Tesseract have always been one step away from greatness for me. Sometimes they nail the atmosphere but use it too sparingly to make an impact. Other times they rock your socks off with inventive and cerebral riffs in one section only to end up aping the same insepid dj0nt schleck that plagues the genre a few bars later. I was not impressed at all with the singles for this record, so when it finally dropped I went in not expecting much. However, something clicked and I just kept coming back for repeated listens. It’s hard to pinpoint exactly why this time it works (although Dan Tompkin’s vocal melodies are the most likely MVP here). The dual track in the middle drags and the album's short length is a letdown, but in my book Sonder has Tesseract at their most mature and developed.
From the Gallery of Sleep
Years ago during the Guitar Center Drumoff, one of the finalists had “Listen to Night Verses!” scribbled across their snarehead.
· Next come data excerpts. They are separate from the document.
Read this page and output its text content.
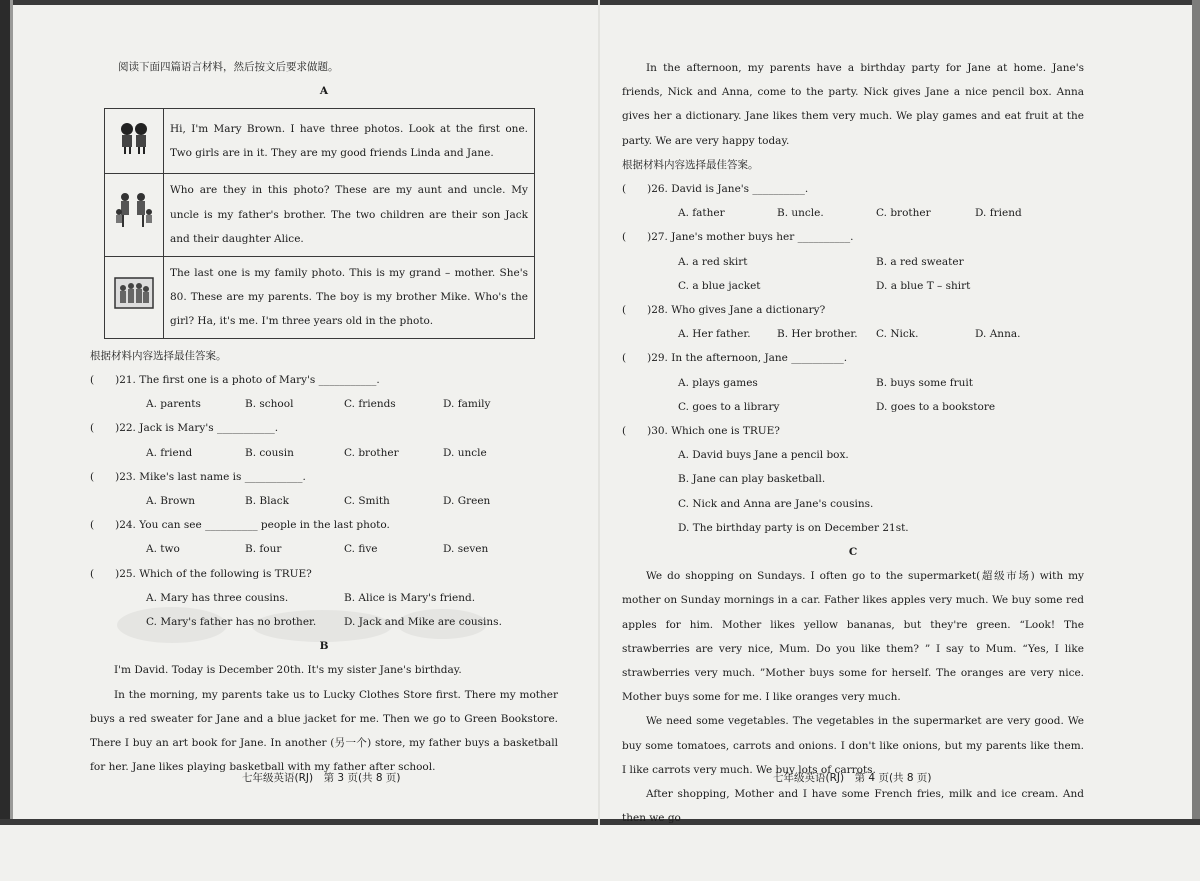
阅读下面四篇语言材料，然后按文后要求做题。

A

	Hi, I'm Mary Brown. I have three photos. Look at the first one. Two girls are in it. They are my good friends Linda and Jane.
	Who are they in this photo? These are my aunt and uncle. My uncle is my father's brother. The two children are their son Jack and their daughter Alice.
	The last one is my family photo. This is my grand – mother. She's 80. These are my parents. The boy is my brother Mike. Who's the girl? Ha, it's me. I'm three years old in the photo.

根据材料内容选择最佳答案。

(　　)21. The first one is a photo of Mary's ___________.

A. parents	B. school	C. friends	D. family

(　　)22. Jack is Mary's ___________.

A. friend	B. cousin	C. brother	D. uncle

(　　)23. Mike's last name is ___________.

A. Brown	B. Black	C. Smith	D. Green

(　　)24. You can see __________ people in the last photo.

A. two	B. four	C. five	D. seven

(　　)25. Which of the following is TRUE?

A. Mary has three cousins.	B. Alice is Mary's friend.
C. Mary's father has no brother.	D. Jack and Mike are cousins.

B

I'm David. Today is December 20th. It's my sister Jane's birthday.

In the morning, my parents take us to Lucky Clothes Store first. There my mother buys a red sweater for Jane and a blue jacket for me. Then we go to Green Bookstore. There I buy an art book for Jane. In another (另一个) store, my father buys a basketball for her. Jane likes playing basketball with my father after school.

七年级英语(RJ)　第 3 页(共 8 页)

In the afternoon, my parents have a birthday party for Jane at home. Jane's friends, Nick and Anna, come to the party. Nick gives Jane a nice pencil box. Anna gives her a dictionary. Jane likes them very much. We play games and eat fruit at the party. We are very happy today.

根据材料内容选择最佳答案。

(　　)26. David is Jane's __________.

A. father	B. uncle.	C. brother	D. friend

(　　)27. Jane's mother buys her __________.

A. a red skirt	B. a red sweater
C. a blue jacket	D. a blue T – shirt

(　　)28. Who gives Jane a dictionary?

A. Her father.	B. Her brother.	C. Nick.	D. Anna.

(　　)29. In the afternoon, Jane __________.

A. plays games	B. buys some fruit
C. goes to a library	D. goes to a bookstore

(　　)30. Which one is TRUE?

A. David buys Jane a pencil box.
B. Jane can play basketball.
C. Nick and Anna are Jane's cousins.
D. The birthday party is on December 21st.

C

We do shopping on Sundays. I often go to the supermarket(超级市场) with my mother on Sunday mornings in a car. Father likes apples very much. We buy some red apples for him. Mother likes yellow bananas, but they're green. “Look! The strawberries are very nice, Mum. Do you like them? ” I say to Mum. “Yes, I like strawberries very much. ”Mother buys some for herself. The oranges are very nice. Mother buys some for me. I like oranges very much.

We need some vegetables. The vegetables in the supermarket are very good. We buy some tomatoes, carrots and onions. I don't like onions, but my parents like them. I like carrots very much. We buy lots of carrots.

After shopping, Mother and I have some French fries, milk and ice cream. And then we go

七年级英语(RJ)　第 4 页(共 8 页)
Following this shameless self-promotion of his own band, I became familiar with Aric Improta as an incredible drummer in an okay band that didn’t really do much for me. Apparently all it took to change that was the departure of their vocalist, because this shit is straight fire. Rarely does instrumental metal hold your attention quite like this record does. The production is stunning, and even the trip-hop and ambient interludes are nothing to sneeze at either (all performed via sample pad alongside the regular drums to boot!).
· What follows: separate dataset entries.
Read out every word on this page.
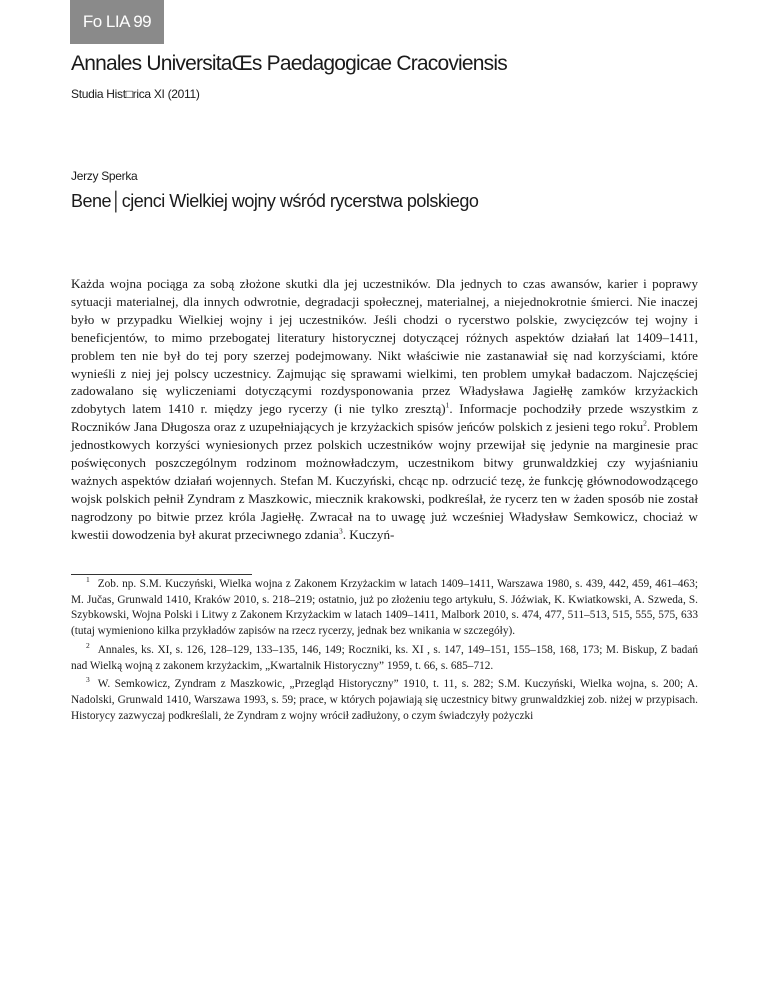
Fo LIA 99
Annales UniversitaŒs Paedagogicae Cracoviensis
Studia Hist□rica XI (2011)
Jerzy Sperka
Bene│cjenci Wielkiej wojny wśród rycerstwa polskiego

Każda wojna pociąga za sobą złożone skutki dla jej uczestników. Dla jednych to czas awansów, karier i poprawy sytuacji materialnej, dla innych odwrotnie, degradacji społecznej, materialnej, a niejednokrotnie śmierci. Nie inaczej było w przypadku Wielkiej wojny i jej uczestników. Jeśli chodzi o rycerstwo polskie, zwycięzców tej wojny i beneficjentów, to mimo przebogatej literatury historycznej dotyczącej różnych aspektów działań lat 1409–1411, problem ten nie był do tej pory szerzej podejmowany. Nikt właściwie nie zastanawiał się nad korzyściami, które wynieśli z niej jej polscy uczestnicy. Zajmując się sprawami wielkimi, ten problem umykał badaczom. Najczęściej zadowalano się wyliczeniami dotyczącymi rozdysponowania przez Władysława Jagiełłę zamków krzyżackich zdobytych latem 1410 r. między jego rycerzy (i nie tylko zresztą)$^1$. Informacje pochodziły przede wszystkim z Roczników Jana Długosza oraz z uzupełniających je krzyżackich spisów jeńców polskich z jesieni tego roku$^2$. Problem jednostkowych korzyści wyniesionych przez polskich uczestników wojny przewijał się jedynie na marginesie prac poświęconych poszczególnym rodzinom możnowładczym, uczestnikom bitwy grunwaldzkiej czy wyjaśnianiu ważnych aspektów działań wojennych. Stefan M. Kuczyński, chcąc np. odrzucić tezę, że funkcję głównodowodzącego wojsk polskich pełnił Zyndram z Maszkowic, miecznik krakowski, podkreślał, że rycerz ten w żaden sposób nie został nagrodzony po bitwie przez króla Jagiełłę. Zwracał na to uwagę już wcześniej Władysław Semkowicz, chociaż w kwestii dowodzenia był akurat przeciwnego zdania$^3$. Kuczyń-

$^1$ Zob. np. S.M. Kuczyński, Wielka wojna z Zakonem Krzyżackim w latach 1409–1411, Warszawa 1980, s. 439, 442, 459, 461–463; M. Jučas, Grunwald 1410, Kraków 2010, s. 218–219; ostatnio, już po złożeniu tego artykułu, S. Jóźwiak, K. Kwiatkowski, A. Szweda, S. Szybkowski, Wojna Polski i Litwy z Zakonem Krzyżackim w latach 1409–1411, Malbork 2010, s. 474, 477, 511–513, 515, 555, 575, 633 (tutaj wymieniono kilka przykładów zapisów na rzecz rycerzy, jednak bez wnikania w szczegóły).

$^2$ Annales, ks. XI, s. 126, 128–129, 133–135, 146, 149; Roczniki, ks. XI , s. 147, 149–151, 155–158, 168, 173; M. Biskup, Z badań nad Wielką wojną z zakonem krzyżackim, „Kwartalnik Historyczny” 1959, t. 66, s. 685–712.

$^3$ W. Semkowicz, Zyndram z Maszkowic, „Przegląd Historyczny” 1910, t. 11, s. 282; S.M. Kuczyński, Wielka wojna, s. 200; A. Nadolski, Grunwald 1410, Warszawa 1993, s. 59; prace, w których pojawiają się uczestnicy bitwy grunwaldzkiej zob. niżej w przypisach. Historycy zazwyczaj podkreślali, że Zyndram z wojny wrócił zadłużony, o czym świadczyły pożyczki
Time Will Die And Love Will Bury It
What can I say but "Damn."? It’s only every once in a while that there’s a record that blends two seemingly disparate emotions this masterfully. TWDLWB effortlessly walks the precipice, desperately sprinting and clawing its way through winding passageways into cathartic canopies of bright guitar and synth leads. Just hear the brilliant transition from Aftermath to Rituals or the heart wrenching closer Contretemps and you’ll know exactly what I mean. Genius.